245(i) is a provision in the Legal Immigration Family Equity Act (LIFE Act) which allows certain individuals who are present in the United States who would not normally qualify, to obtain a green card (permanent residence) regardless of:
- The manner they entered the United States
- Working in the United States without authorization
- Failing to continuously maintain lawful status since entry.
This would allow undocumented immigrants who did not enter without a visa, worked in the United States without authorization, or overstayed their visa, to obtain a green card if they meet the following requirements:
- Had a properly-filed and approvable immigrant petition (Form I-130 or I-140) or application for labor certification (Form ETA-750) filed on or before April 30, 2001;
- If petition or application was filed between January 15, 1998 and April 30, 2001, applicant must have been physically present in the United States on December 21, 2000;
- Currently the beneficiary of a qualifying immigrant petition (this could be the original petition or one filed after);
- Have a visa immediately; and
- Are admissible to the United States.
How can it help undocumented individuals without a green card?
To qualify for a green card, the applicant must file Form I-485, Application to Register Permanent Residence or Adjust Status.
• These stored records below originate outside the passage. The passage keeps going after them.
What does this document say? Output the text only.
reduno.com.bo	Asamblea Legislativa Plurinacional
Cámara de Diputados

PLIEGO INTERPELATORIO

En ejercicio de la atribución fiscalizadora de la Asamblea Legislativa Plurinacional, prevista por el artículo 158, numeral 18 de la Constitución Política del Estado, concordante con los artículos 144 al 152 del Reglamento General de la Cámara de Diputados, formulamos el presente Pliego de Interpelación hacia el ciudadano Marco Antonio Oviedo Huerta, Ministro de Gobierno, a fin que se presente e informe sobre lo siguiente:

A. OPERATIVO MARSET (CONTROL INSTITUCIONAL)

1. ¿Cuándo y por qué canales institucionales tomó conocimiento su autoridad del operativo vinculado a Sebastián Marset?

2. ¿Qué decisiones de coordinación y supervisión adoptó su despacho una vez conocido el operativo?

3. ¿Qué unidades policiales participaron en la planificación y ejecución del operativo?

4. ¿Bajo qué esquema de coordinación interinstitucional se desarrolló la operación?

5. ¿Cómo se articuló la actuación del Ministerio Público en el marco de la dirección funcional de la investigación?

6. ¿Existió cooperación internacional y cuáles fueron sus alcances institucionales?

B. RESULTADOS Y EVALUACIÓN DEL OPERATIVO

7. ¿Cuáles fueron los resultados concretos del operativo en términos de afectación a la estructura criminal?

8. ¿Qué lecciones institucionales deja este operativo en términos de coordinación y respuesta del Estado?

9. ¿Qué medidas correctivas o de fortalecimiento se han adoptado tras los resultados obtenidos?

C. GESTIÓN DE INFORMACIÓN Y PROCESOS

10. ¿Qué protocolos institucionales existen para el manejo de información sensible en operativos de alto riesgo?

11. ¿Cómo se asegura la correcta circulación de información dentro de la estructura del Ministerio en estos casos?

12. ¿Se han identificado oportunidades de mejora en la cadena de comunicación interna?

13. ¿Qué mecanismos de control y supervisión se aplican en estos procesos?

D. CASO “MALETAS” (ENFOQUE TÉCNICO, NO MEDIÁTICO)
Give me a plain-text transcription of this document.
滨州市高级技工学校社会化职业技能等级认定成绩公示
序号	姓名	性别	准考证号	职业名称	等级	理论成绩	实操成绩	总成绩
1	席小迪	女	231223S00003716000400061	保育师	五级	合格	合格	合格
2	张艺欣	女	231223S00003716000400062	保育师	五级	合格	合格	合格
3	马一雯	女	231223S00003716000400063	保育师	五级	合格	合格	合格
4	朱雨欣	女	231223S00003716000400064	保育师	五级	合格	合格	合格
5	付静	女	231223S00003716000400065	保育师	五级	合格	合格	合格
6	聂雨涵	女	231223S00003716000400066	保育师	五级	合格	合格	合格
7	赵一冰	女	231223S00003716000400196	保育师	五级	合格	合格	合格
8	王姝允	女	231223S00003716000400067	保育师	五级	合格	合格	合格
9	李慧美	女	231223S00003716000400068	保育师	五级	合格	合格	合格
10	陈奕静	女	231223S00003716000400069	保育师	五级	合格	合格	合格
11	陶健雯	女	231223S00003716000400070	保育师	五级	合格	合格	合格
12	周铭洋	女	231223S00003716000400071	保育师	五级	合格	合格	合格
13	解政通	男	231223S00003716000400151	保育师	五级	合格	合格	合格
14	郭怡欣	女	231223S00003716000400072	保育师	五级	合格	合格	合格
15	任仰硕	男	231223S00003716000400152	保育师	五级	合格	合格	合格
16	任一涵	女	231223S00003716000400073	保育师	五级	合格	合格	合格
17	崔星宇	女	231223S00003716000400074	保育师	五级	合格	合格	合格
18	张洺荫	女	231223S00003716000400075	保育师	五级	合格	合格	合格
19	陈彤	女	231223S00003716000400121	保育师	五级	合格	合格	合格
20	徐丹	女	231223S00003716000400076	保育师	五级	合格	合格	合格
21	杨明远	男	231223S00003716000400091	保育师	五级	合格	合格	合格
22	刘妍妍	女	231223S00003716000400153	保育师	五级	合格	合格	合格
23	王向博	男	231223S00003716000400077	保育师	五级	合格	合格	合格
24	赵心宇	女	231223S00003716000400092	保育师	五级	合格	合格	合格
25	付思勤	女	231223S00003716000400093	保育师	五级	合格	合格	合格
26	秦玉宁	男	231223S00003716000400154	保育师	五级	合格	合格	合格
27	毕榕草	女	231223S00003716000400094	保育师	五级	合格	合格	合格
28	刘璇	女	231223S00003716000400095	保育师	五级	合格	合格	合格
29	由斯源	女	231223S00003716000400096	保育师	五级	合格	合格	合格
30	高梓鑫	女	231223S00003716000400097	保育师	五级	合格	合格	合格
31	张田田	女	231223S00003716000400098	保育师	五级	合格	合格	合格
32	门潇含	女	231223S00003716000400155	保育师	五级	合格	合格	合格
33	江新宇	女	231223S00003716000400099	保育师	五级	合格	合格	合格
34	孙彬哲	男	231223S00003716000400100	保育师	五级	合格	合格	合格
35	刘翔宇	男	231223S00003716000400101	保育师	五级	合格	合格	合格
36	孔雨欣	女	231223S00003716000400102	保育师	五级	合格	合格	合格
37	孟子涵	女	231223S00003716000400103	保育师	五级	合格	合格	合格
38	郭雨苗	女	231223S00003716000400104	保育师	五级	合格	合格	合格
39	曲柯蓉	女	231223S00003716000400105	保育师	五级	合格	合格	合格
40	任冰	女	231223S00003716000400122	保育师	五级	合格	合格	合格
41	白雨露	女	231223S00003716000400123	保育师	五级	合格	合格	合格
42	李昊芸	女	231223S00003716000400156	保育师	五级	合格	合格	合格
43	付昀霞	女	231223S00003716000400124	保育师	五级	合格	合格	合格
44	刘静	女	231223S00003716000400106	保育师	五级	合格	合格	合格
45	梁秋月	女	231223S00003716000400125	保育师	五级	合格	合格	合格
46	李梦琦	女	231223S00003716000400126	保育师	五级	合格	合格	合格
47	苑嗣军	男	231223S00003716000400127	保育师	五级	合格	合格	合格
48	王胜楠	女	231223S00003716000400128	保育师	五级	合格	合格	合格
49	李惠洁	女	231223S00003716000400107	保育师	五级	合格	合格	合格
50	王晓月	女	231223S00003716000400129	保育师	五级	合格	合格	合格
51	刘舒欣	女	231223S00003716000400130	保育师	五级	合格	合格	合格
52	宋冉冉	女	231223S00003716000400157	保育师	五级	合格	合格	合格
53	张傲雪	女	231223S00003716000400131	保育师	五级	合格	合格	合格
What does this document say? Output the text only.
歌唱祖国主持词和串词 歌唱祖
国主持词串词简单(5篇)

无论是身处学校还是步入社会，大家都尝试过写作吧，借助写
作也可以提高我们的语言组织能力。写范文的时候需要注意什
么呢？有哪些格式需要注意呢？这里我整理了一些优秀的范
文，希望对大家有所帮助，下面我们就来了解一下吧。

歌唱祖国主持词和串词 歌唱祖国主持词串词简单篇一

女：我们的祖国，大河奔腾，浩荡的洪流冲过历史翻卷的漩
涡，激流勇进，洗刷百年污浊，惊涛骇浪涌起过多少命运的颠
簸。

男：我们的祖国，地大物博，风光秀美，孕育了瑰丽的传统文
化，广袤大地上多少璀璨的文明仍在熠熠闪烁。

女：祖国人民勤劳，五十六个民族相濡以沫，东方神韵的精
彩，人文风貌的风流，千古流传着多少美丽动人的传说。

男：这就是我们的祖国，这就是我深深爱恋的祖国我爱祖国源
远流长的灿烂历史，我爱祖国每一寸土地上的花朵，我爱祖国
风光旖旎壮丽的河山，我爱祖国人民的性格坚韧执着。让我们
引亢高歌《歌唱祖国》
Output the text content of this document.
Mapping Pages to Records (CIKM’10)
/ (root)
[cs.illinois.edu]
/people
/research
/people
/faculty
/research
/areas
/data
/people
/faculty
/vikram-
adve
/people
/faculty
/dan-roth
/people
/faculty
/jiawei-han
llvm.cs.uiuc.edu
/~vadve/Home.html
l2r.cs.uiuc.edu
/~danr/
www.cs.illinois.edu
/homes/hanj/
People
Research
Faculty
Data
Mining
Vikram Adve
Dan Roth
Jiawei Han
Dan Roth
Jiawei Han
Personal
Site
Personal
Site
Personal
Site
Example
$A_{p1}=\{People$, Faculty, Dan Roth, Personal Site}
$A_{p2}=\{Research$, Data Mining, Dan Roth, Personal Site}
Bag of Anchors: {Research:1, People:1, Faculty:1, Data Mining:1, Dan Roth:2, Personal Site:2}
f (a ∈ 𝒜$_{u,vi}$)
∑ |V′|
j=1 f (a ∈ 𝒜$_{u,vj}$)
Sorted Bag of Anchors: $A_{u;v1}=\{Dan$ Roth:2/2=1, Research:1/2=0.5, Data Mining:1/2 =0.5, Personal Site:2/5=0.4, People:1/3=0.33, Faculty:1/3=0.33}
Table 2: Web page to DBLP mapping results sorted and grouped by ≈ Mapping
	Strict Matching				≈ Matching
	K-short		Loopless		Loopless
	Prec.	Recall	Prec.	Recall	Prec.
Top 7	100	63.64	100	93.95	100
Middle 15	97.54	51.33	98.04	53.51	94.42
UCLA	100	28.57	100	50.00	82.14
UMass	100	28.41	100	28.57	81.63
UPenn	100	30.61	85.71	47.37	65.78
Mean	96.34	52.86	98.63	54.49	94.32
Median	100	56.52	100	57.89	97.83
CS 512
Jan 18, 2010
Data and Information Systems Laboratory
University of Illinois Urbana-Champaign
You must also file Form I-485, Supplement A, with fees at the same time unless you meet an exception. Click here for more information from the U.S. Citizenship and Immigration Services.
Many persons mistakenly believe that 245(i) constitutes amnesty, i.e., forgiveness of unlawful presence or other breaches of status. On the contrary, unlawful presence continues to accrue until an application for adjustment of status is filed (which stops accrual of unlawful presence). It is important to note that 245(i) does not protect an individual from deportation nor does having a grandfathered petition or application for labor certification place an individual in a period of stay (free from removal proceedings) authorized by the Secretary of Homeland Security. If you believe you qualify for this relief, we recommend seeking the advice of an experienced attorney.